– Не хочешь поделиться?

– Пусть это будет для тебя сюрпризом.

– Приятным или неприятным?

– Сама решишь. И перестань все просчитывать.

Даже не знаю… Для большинства явлений существуют вполне удобные формулы. А если нет, то можно просто переставить несколько цифр и попробовать решить снова. Но наша поездка была настолько хаотичной и непредсказуемой, как будто кто-то свалил все данные в одну большую емкость, а потом разом вывалил мне их на голову.

– Просто плыви по течению, Грейс. Хотя бы раз. – С этими словами мама похлопала меня по коленке и тут же задремала. А я в очередной раз позавидовала ее способности мгновенно проваливаться в сон. Видимо, фанатская жизнь сильно изматывает!

– Я стараюсь, – прошептала я тихонечко и попыталась немного расслабиться. Перестала сжимать руль, опустила плечи, которые обычно задирала чуть ли не до ушей. С каждой милей поездки мне все больше нравилось быть в роли ведомой. В таком благостном настроении я пребывала вплоть до того момента, как мы прибыли по адресу, выделенному на карте Одессы.

Завидев единственное свободное место, я попробовала припарковаться. Занятие оказалось не из легких, учитывая, какой неповоротливой была машина и какими жесткими тормоза – я так и не смогла к ним привыкнуть.

Мама резко проснулась и истошно крикнула:

– СТОЙ!

Я с такой силой вдарила по тормозам, что нас обеих бросило вперед на панель управления, а затем отшвырнуло обратно на спинки сидений. Не много ли криков и сюрпризов для тщательно спланированной поездки?!

– Какого черта, мам? Перед нами никого нет!

Однако мама, не слушая, открыла дверцу машины и пошла вдоль ряда совершенно одинаковых домиков, похожих на коробки. Газоны поражали своей безупречной ухоженностью, пока я не поняла, что они искусственные. Деревьев не было вообще, как и любой другой защиты от жары.

– Мама! – Я медленно поехала за ней вдоль дороги.
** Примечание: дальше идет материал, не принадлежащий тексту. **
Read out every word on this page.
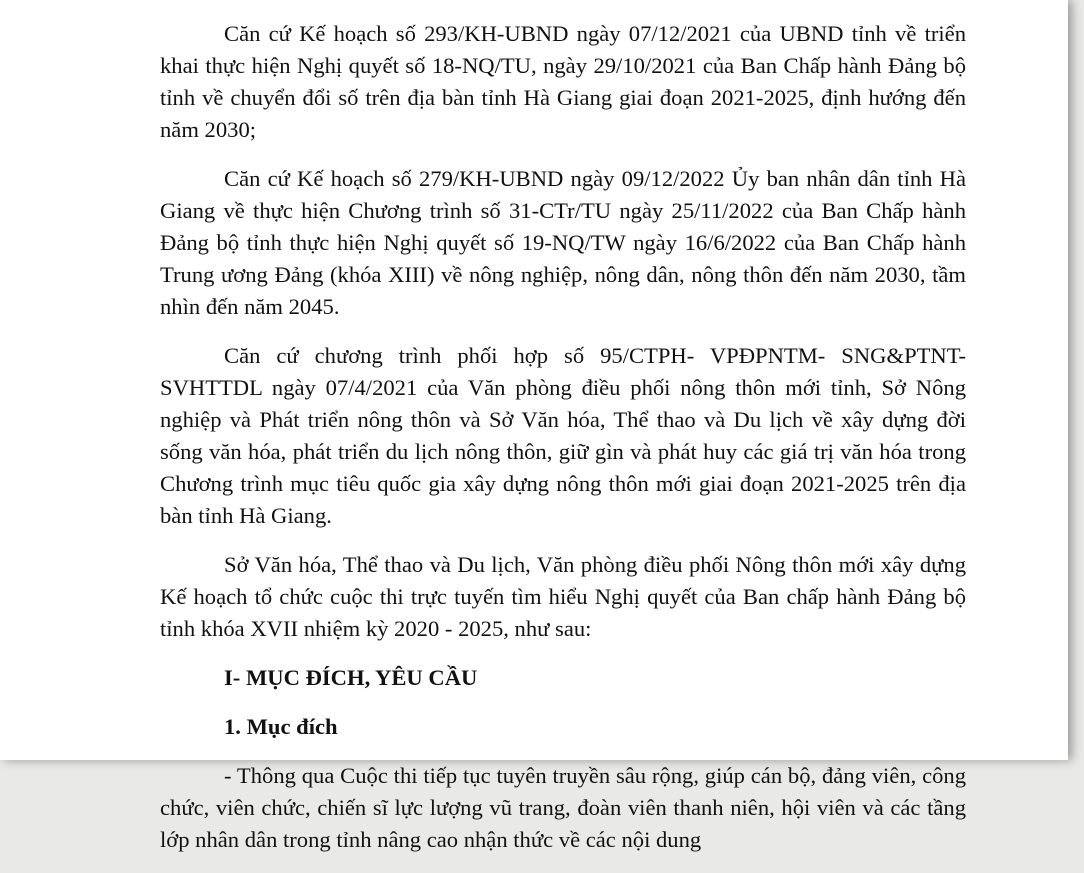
Căn cứ Kế hoạch số 293/KH-UBND ngày 07/12/2021 của UBND tỉnh về triển khai thực hiện Nghị quyết số 18-NQ/TU, ngày 29/10/2021 của Ban Chấp hành Đảng bộ tỉnh về chuyển đổi số trên địa bàn tỉnh Hà Giang giai đoạn 2021-2025, định hướng đến năm 2030;

Căn cứ Kế hoạch số 279/KH-UBND ngày 09/12/2022 Ủy ban nhân dân tỉnh Hà Giang về thực hiện Chương trình số 31-CTr/TU ngày 25/11/2022 của Ban Chấp hành Đảng bộ tỉnh thực hiện Nghị quyết số 19-NQ/TW ngày 16/6/2022 của Ban Chấp hành Trung ương Đảng (khóa XIII) về nông nghiệp, nông dân, nông thôn đến năm 2030, tầm nhìn đến năm 2045.

Căn cứ chương trình phối hợp số 95/CTPH- VPĐPNTM- SNG&PTNT-SVHTTDL ngày 07/4/2021 của Văn phòng điều phối nông thôn mới tỉnh, Sở Nông nghiệp và Phát triển nông thôn và Sở Văn hóa, Thể thao và Du lịch về xây dựng đời sống văn hóa, phát triển du lịch nông thôn, giữ gìn và phát huy các giá trị văn hóa trong Chương trình mục tiêu quốc gia xây dựng nông thôn mới giai đoạn 2021-2025 trên địa bàn tỉnh Hà Giang.

Sở Văn hóa, Thể thao và Du lịch, Văn phòng điều phối Nông thôn mới xây dựng Kế hoạch tổ chức cuộc thi trực tuyến tìm hiểu Nghị quyết của Ban chấp hành Đảng bộ tỉnh khóa XVII nhiệm kỳ 2020 - 2025, như sau:

I- MỤC ĐÍCH, YÊU CẦU
1. Mục đích

- Thông qua Cuộc thi tiếp tục tuyên truyền sâu rộng, giúp cán bộ, đảng viên, công chức, viên chức, chiến sĩ lực lượng vũ trang, đoàn viên thanh niên, hội viên và các tầng lớp nhân dân trong tỉnh nâng cao nhận thức về các nội dung
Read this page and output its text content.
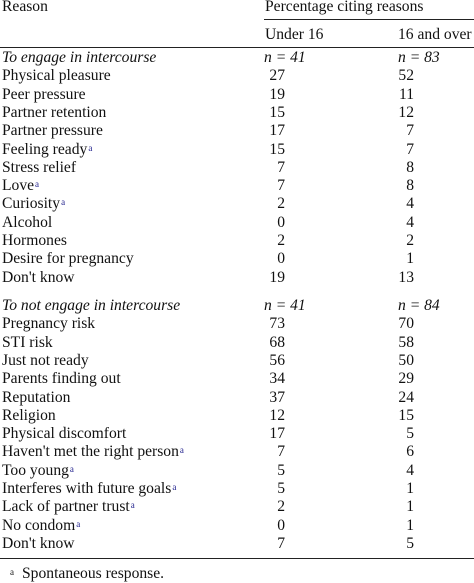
Reason	Percentage citing reasons
Under 16	16 and over
To engage in intercourse	n = 41	n = 83
Physical pleasure	27	52
Peer pressure	19	11
Partner retention	15	12
Partner pressure	17	7
Feeling ready$^a$	15	7
Stress relief	7	8
Love$^a$	7	8
Curiosity$^a$	2	4
Alcohol	0	4
Hormones	2	2
Desire for pregnancy	0	1
Don't know	19	13
To not engage in intercourse	n = 41	n = 84
Pregnancy risk	73	70
STI risk	68	58
Just not ready	56	50
Parents finding out	34	29
Reputation	37	24
Religion	12	15
Physical discomfort	17	5
Haven't met the right person$^a$	7	6
Too young$^a$	5	4
Interferes with future goals$^a$	5	1
Lack of partner trust$^a$	2	1
No condom$^a$	0	1
Don't know	7	5
$^a$ Spontaneous response.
Не обращая на меня внимания, мама продолжала идти вперед: одной рукой придерживая парик, чтобы он не улетел, и размахивая другой как на параде. – Куда тебя несет?

Не оборачиваясь, она вглядывалась в дома и что-то бормотала себе под нос. Наконец встала перед простым светло-желтым домом с рядом горшков искусственных цветов вдоль дорожки, ведущей к входной двери. Туда она и ринулась, не отвлекаясь на то, чтобы понюхать пластмассовые розы! Я не знала, бежать за ней или залечь на дно кабриолета.

– Вернись в машину! – Попытка остановить маму не увенчалась успехом. Она меня не услышала, вернее, не захотела услышать. Когда она постучала, я выскочила из машины и побежала к ней.

В это время дверь приоткрылась, образовав узенькую щелочку, через которую был виден чей-то глаз.

– Извините нас, пожалуйста… – Но не успела я договорить, как дверь распахнулась, и мама завопила:

– ДОТТИ ЛИППИНКОТТ, ХВАТИТ ПРЯТАТЬСЯ!

На пороге появилась миниатюрная женщина в седых кудряшках ростом чуть выше полутора метров. Она притянула маму к себе и крепко обняла за талию тонкими морщинистыми ручками.

– Я весь день стою у двери, Лоралинн! Теперь с ног валюсь, – проговорила она, затаскивая маму в дом и одновременно кивая мне. – Грейс, наверное, меня и не помнит? Все оттого, что ты ужасная мать.

Я шагнула вперед. Женщина схватила меня за руку – у нее была удивительно мягкая ладонь, а ногти выкрашены в ярко-розовый цвет.

Только она ошибалась: я прекрасно ее помнила. Да и как было забыть единственную другую женщину-азиатку, проживавшую в Форт-Блиссе? Дороти, или Дотти, как все ее звали, была японкой, но кто в Техасе стал бы разбираться. Миндалевидного разреза глаз и черных волос было достаточно, чтобы прослыть «белой вороной».